Als ich Luna - The Shadow Dusk zum ersten Mal sah, wusste ich, dass dieses wunderschöne Rätsel-Adventure bestimmt genau mein Ding sein wird und ich sollte mit dieser Aussage richtig liegen. Warum der kleine Junge mit den Hasenohren einen Turm erklimmen will, wissen wir am Anfang nicht. Dennoch rätseln wir uns zusammen mit einem Begleiter, der einer kugelrunden Katze ähnelt von einem Raum zum nächsten. Kerzen offenbaren Schattenwelten und Schalter möchten zur richtigen Zeit gedrückt werden. Oft muss der Spieler um die Ecke denken, aber die Rätsel erschienen mir immer fair und lösbar. Ohne Worte kommt die Geschichte aus und lässt Platz für die eigene Fantasie, die durch den schönen Soundtrack noch angeregt wird.
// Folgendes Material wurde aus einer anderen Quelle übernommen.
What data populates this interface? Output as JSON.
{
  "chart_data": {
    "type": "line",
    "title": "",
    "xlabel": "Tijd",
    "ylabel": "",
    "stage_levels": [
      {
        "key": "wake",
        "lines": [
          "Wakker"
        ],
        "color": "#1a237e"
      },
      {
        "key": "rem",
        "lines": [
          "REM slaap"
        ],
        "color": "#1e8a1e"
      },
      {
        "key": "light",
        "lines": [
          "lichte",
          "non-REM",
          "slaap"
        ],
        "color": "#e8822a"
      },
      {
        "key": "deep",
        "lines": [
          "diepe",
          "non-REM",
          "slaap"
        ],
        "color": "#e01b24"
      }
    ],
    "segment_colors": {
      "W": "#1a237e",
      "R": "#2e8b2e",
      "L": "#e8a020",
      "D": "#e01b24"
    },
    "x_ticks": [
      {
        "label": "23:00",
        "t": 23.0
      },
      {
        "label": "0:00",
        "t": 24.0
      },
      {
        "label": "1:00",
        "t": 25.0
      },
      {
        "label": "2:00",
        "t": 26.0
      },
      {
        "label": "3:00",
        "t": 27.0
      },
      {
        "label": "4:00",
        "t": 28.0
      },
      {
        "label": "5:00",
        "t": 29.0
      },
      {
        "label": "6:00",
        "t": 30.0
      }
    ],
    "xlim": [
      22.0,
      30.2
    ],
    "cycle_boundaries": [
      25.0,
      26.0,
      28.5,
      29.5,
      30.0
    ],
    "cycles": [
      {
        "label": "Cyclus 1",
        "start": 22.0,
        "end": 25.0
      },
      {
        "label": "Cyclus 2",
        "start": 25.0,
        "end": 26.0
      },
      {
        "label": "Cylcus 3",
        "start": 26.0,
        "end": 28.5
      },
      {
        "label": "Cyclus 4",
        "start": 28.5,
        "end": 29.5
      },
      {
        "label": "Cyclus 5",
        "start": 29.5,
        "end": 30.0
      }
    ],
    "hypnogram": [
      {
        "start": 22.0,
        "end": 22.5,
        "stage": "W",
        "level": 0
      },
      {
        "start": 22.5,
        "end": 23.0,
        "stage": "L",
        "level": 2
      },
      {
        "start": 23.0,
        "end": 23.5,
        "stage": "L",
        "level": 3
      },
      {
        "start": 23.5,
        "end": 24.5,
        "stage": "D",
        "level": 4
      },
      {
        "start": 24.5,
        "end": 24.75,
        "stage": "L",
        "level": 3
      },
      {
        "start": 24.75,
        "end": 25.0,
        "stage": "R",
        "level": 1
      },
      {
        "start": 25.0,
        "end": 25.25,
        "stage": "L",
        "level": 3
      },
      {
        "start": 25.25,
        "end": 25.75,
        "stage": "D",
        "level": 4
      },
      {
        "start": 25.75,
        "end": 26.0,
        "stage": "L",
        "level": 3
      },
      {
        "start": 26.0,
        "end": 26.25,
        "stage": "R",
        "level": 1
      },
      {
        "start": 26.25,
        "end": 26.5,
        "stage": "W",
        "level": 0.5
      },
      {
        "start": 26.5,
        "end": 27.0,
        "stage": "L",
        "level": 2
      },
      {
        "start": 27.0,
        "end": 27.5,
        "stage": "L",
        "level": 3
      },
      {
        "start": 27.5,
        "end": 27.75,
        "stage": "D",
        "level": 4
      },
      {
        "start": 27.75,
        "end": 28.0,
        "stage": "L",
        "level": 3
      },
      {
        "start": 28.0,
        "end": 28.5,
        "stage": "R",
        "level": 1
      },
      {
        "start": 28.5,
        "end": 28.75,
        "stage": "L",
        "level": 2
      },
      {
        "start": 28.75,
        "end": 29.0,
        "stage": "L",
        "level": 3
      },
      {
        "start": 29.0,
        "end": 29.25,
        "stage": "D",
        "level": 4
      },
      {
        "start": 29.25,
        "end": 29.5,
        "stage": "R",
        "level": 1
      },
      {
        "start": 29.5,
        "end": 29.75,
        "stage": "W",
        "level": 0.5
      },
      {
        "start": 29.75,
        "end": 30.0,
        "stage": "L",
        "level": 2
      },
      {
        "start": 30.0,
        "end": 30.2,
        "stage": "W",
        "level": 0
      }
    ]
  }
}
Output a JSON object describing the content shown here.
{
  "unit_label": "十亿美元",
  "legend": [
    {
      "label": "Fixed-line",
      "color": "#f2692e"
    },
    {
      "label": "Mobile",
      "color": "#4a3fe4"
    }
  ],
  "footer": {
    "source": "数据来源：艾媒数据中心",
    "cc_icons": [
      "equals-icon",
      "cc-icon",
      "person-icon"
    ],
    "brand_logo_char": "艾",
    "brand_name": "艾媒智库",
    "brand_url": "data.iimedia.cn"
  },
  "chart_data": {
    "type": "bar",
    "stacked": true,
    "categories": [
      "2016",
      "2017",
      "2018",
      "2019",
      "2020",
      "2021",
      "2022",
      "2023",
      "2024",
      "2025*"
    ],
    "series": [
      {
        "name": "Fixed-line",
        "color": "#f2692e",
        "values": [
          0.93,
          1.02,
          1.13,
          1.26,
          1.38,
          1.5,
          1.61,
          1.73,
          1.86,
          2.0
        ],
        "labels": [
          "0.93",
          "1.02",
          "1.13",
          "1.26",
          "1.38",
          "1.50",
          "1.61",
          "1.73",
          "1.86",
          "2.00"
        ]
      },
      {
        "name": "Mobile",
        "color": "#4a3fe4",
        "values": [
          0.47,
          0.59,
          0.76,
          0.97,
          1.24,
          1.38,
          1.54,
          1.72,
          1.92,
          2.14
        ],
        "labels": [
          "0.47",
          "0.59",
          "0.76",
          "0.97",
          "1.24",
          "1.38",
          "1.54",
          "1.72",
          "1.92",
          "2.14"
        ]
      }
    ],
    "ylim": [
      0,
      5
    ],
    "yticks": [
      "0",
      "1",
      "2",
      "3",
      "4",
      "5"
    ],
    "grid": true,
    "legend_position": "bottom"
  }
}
Schönes Adventure mit tollen Rätselräumen.

Freitag, 26. Juni 2020

Game Review: Inunaki Tunnel

Genre: Horror
Gespielte Plattform: Steam
Publisher: Chilla's Art
Developer: Chilla's Art
USK: keine Angabe
Release: 19. November 2019
Spielzeit: 1 Stunden

Japanische Mythen sind in Horrorspielen immer ein Thema für sich - persönlich reagiere ich auf diesen Horror mit schauriger Angst, die sich langsam die Wirbelsäule hochschlängelt. Der Mythos rund um den Inunaki Tunnel lässt mir das Blut in den Adern gefrieren, denn diesen Tunnel gibt es wirklich. Er zählt zu den am schlimmsten heimgesuchtesten Orten Japans und mittlerweile ist er mit Betonblöcken zugemauert. Ein schlimmer Mord an einem jungen Mann soll hier passiert sein, der von einer Gruppe Jugendlichen misshandelt, in dem Versuch ihn zu töten und schließlich angezündet wurde. Wir sind nun an diesem Tunnel um die mysteriösen Geschehnisse auf Kamera zu bannen, merken jedoch schnell, dass wir nicht allein in dem Tunnel sind. So fesselnd und furchteinflössend die Sage des Inunaki Tunnels ist, so langweilig empfand ich leider das Spiel. Kleine Rätsel müssen gelöst werden, da ist ein komisches Geräusch und schon rauscht ein Auto an uns vorbei. Schade, ich hatte mir mehr erhofft.